Your body produces more DHEA than any other steroid or sex hormone, and the levels of DHEA peak about age 20 in both men and women. It then falls in linear fashion in both sexes, and as it falls, age-related diseases, including obesity and diabetes, increase.

Common sense would dictate that since the hormone is remarkably safe, it could be used in individuals suffering with degenerative diseases to elevate their DHEA blood levels to those levels found in healthy, normal-functioning 20-year-olds. This would require about 50 mg to 100 mg of DHEA a day.

The most common drugs used for age-related diabetes, such as DiaBeta, Micronase, or Glucatrol, have been shown to increase the death rate from heart disease, and do very little if anything to stop the worsening of the diabetes. However, DHEA has been shown to reduce levels of the dangerous forms of cholesterol, and high serum levels of this safe hormone are associated with decreased death rate from heart disease.
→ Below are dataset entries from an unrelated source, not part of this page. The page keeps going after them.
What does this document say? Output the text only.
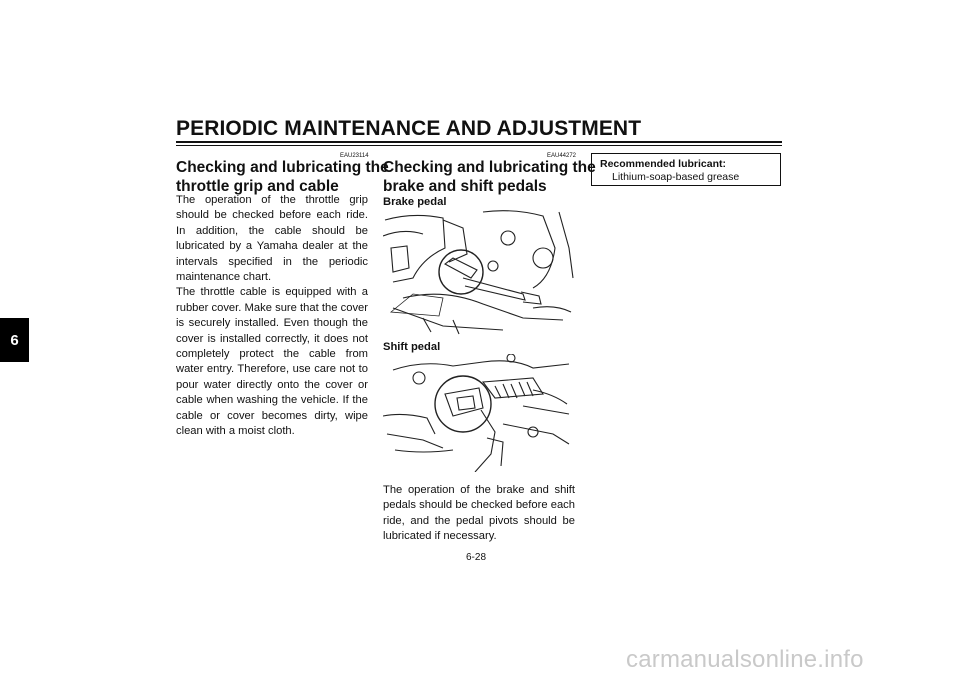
PERIODIC MAINTENANCE AND ADJUSTMENT
6
EAU23114
Checking and lubricating the
throttle grip and cable
The operation of the throttle grip should be checked before each ride. In addition, the cable should be lubricated by a Yamaha dealer at the intervals specified in the periodic maintenance chart.
The throttle cable is equipped with a rubber cover. Make sure that the cover is securely installed. Even though the cover is installed correctly, it does not completely protect the cable from water entry. Therefore, use care not to pour water directly onto the cover or cable when washing the vehicle. If the cable or cover becomes dirty, wipe clean with a moist cloth.
EAU44272
Checking and lubricating the
brake and shift pedals
Brake pedal
Shift pedal
The operation of the brake and shift pedals should be checked before each ride, and the pedal pivots should be lubricated if necessary.
Recommended lubricant:
Lithium-soap-based grease
6-28
carmanualsonline.info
DHEA is far safer and has fewer side effects than any of the other hormones used for physiologic replacement, and it is infinitely safer than the currently used diabetic drugs.
Why, then, isn't DHEA given to the millions with obesity and diabetes, particularly those with low blood levels of this hormone, just to elevate those levels to a healthier state?
Because the FDA, the most tyrannical bureaucracy in the so-called "free world," is standing, gun in hand, protecting the interests of the drug companies. Their mission is to make sure that doctors use only patented drugs like DiaBeta—drugs that increase the death rate from diabetes and do nothing to stop the progression of the disease—instead of DHEA, a cheap, unpatentable hormone that likely decreases the death rate of heart disease while it is correcting the obesity/diabetes connection.